Sailormen are not good ‘ands at saving money as a rule, said the night-watchman, as he wistfully toyed with a bad shilling on his watch-chain, though to ‘ear ’em talk of saving when they’re at sea and there isn’t a pub within a thousand miles of ’em, you might think different.
It ain’t for the want of trying either with some of ’em, and I’ve known men do all sorts o’ things as soon as they was paid off, with a view to saving. I knew one man as used to keep all but a shilling or two in a belt next to ‘is skin so that he couldn’t get at it easy, but it was all no good. He was always running short in the most inconvenient places.

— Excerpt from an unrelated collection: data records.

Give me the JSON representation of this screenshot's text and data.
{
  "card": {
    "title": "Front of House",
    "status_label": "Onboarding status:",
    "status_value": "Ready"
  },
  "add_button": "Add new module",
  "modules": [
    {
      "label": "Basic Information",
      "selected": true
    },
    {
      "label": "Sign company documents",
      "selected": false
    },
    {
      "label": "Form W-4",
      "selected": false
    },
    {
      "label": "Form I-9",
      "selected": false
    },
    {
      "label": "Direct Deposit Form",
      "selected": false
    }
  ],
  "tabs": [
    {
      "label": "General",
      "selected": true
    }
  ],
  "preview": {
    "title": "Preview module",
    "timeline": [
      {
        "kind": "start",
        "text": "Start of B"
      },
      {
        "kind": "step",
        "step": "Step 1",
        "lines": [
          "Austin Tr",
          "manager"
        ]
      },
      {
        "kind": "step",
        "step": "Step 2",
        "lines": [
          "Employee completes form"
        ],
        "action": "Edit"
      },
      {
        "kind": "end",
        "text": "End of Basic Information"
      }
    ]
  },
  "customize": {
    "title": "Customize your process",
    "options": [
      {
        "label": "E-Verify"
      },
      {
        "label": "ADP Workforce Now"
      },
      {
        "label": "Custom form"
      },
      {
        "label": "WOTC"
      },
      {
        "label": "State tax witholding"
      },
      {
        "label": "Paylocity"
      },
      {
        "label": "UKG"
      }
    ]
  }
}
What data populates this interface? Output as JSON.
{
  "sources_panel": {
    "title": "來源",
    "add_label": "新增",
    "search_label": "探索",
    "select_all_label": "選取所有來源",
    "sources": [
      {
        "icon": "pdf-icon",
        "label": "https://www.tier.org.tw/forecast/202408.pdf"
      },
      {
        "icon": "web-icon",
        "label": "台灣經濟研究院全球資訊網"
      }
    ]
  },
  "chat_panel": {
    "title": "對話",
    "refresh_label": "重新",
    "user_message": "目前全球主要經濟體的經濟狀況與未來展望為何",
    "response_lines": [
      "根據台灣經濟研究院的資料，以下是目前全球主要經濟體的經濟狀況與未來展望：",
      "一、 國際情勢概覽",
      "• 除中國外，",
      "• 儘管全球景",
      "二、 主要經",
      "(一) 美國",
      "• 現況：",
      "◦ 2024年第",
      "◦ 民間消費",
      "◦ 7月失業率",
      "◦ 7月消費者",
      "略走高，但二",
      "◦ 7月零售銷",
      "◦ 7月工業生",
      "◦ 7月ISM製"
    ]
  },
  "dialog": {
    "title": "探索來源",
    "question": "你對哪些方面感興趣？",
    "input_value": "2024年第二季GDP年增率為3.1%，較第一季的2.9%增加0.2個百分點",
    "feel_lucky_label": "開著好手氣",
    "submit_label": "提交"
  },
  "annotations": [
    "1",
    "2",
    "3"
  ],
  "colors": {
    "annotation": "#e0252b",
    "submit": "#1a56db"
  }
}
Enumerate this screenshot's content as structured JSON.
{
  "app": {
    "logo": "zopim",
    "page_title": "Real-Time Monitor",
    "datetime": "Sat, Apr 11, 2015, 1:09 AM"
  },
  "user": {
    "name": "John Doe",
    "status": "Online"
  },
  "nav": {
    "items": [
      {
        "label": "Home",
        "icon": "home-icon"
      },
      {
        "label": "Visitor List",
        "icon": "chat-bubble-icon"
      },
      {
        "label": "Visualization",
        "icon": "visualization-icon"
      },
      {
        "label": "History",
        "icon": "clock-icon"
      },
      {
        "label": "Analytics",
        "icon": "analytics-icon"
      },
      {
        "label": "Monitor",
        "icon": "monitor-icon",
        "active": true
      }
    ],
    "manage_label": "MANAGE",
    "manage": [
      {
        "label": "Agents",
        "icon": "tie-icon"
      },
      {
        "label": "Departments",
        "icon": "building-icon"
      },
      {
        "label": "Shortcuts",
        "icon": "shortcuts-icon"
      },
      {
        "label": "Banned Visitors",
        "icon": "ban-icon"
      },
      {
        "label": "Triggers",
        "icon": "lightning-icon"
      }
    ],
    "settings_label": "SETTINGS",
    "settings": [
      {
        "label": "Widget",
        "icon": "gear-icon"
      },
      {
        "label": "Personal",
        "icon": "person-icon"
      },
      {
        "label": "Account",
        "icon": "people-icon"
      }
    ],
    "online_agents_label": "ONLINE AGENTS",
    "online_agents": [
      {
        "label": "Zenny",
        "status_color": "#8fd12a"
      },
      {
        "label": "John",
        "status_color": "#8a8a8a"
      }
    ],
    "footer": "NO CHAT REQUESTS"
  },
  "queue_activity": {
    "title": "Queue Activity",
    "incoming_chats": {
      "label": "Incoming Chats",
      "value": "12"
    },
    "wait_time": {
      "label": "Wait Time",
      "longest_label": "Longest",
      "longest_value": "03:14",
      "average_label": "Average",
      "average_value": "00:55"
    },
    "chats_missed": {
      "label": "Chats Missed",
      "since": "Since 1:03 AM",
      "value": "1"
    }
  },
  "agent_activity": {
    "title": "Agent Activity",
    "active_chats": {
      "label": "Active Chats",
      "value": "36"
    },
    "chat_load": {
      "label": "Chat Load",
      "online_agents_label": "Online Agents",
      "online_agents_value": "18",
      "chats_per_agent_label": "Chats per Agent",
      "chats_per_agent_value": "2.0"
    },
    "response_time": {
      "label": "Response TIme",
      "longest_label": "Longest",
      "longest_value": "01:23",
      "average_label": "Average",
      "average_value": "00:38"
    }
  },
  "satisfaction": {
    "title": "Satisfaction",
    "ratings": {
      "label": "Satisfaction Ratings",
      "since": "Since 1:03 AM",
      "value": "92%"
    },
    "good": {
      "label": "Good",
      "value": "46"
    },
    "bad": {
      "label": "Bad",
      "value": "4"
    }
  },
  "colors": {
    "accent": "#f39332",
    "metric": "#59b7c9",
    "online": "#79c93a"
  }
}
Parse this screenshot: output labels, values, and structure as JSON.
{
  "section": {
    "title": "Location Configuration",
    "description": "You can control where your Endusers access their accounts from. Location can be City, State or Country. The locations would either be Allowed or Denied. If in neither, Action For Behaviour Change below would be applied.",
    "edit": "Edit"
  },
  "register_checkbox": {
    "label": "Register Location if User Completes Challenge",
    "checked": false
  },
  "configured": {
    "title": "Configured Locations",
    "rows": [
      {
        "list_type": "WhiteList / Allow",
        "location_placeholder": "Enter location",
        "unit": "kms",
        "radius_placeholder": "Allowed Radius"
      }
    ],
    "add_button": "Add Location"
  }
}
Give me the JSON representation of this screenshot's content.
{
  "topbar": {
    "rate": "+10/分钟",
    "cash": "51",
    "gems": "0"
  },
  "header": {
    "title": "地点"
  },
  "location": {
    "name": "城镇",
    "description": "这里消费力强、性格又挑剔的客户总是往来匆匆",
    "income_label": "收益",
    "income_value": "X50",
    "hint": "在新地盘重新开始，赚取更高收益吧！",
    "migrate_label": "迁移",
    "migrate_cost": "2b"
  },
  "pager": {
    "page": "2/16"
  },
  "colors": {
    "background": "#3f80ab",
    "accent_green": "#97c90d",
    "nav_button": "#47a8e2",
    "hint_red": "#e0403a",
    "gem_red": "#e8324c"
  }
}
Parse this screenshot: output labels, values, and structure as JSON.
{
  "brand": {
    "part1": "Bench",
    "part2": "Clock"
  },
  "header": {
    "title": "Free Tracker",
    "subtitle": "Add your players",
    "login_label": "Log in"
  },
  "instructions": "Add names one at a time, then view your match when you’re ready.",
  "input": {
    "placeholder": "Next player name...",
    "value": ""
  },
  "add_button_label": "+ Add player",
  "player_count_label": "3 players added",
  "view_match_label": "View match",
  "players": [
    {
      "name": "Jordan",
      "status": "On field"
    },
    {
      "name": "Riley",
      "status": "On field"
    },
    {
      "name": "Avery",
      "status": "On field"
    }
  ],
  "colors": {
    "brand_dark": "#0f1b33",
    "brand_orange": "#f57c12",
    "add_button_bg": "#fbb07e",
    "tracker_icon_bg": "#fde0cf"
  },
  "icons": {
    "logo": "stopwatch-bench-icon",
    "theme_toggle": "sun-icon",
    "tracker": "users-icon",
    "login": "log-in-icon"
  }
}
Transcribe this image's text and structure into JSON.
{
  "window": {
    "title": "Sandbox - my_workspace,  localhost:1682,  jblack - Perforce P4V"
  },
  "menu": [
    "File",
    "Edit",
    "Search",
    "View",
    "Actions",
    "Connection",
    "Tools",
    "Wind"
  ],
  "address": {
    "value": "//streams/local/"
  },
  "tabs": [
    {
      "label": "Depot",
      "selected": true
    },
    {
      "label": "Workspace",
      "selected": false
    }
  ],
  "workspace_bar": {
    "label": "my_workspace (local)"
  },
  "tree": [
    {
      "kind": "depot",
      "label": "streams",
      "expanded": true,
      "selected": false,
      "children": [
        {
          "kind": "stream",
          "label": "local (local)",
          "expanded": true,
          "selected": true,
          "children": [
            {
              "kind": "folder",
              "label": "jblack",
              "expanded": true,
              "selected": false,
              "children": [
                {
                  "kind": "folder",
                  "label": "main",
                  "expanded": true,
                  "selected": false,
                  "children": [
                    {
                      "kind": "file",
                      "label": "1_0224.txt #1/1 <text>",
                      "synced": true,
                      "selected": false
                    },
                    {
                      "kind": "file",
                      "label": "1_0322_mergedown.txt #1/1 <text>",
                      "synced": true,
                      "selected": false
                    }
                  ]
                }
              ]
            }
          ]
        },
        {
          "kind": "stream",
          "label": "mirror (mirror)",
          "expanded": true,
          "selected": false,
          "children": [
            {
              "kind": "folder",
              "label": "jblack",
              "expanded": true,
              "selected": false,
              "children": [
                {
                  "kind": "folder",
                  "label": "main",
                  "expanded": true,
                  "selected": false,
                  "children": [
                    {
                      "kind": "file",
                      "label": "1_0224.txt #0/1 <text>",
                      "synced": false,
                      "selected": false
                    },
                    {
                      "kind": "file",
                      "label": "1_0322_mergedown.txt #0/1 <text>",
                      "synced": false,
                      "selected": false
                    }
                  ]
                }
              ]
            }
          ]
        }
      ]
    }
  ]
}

I’ve seen ‘im wriggle for five minutes right off, with a tramcar conductor standing over ‘im and the other people in the tram reading their papers with one eye and watching him with the other.
Ginger Dick and Peter Russet–two men I’ve spoke of to you afore–tried to save their money once. They’d got so sick and tired of spending it all in p’r’aps a week or ten days arter coming ashore, and ‘aving to go to sea agin sooner than they ‘ad intended, that they determined some way or other to ‘ave things different.
They was homeward bound on a steamer from Melbourne when they made their minds up; and Isaac Lunn, the oldest fireman aboard–a very steady old teetotaler–gave them a lot of good advice about it. They all wanted to rejoin the ship when she sailed agin, and ‘e offered to take a room ashore with them and mind their money, giving ’em what ‘e called a moderate amount each day.
They would ha’ laughed at any other man, but they knew that old Isaac was as honest as could be and that their money would be safe with ‘im, and at last, after a lot of palaver, they wrote out a paper saying as they were willing for ‘im to ‘ave their money and give it to ’em bit by bit, till they went to sea agin.
Anybody but Ginger Dick and Peter Russet or a fool would ha’ known better than to do such a thing, but old Isaac ‘ad got such a oily tongue and seemed so fair-minded about wot ‘e called moderate drinking that they never thought wot they was letting themselves in for, and when they took their pay–close on sixteen pounds each–they put the odd change in their pockets and ‘anded the rest over to him.
The first day they was as pleased as Punch. Old Isaac got a nice, respectable bedroom for them all, and arter they’d ‘ad a few drinks they humoured ‘im by ‘aving a nice ‘ot cup o’ tea, and then goin’ off with ‘im to see a magic-lantern performance.
It was called “The Drunkard’s Downfall,” and it begun with a young man going into a nice-looking pub and being served by a nice-looking barmaid with a glass of ale. Then it got on to ‘arf pints and pints in the next picture, and arter Ginger ‘ad seen the lost young man put away six pints in about ‘arf a minute, ‘e got such a raging thirst on ‘im that ‘e couldn’t sit still, and ‘e whispered to Peter Russet to go out with ‘im.
“You’ll lose the best of it if you go now,” ses old Isaac, in a whisper; “in the next picture there’s little frogs and devils sitting on the edge of the pot as ‘e goes to drink.”
“Ginger Dick got up and nodded to Peter.”
“Arter that ‘e kills ‘is mother with a razor,” ses old Isaac, pleading with ‘im and ‘olding on to ‘is coat.
Ginger Dick sat down agin, and when the murder was over ‘e said it made ‘im feel faint, and ‘im and Peter Russet went out for a breath of fresh air. They ‘ad three at the first place, and then they moved on to another and forgot all about Isaac and the dissolving views until ten o’clock, when Ginger, who ‘ad been very liberal to some friends ‘e’d made in a pub, found ‘e’d spent ‘is last penny.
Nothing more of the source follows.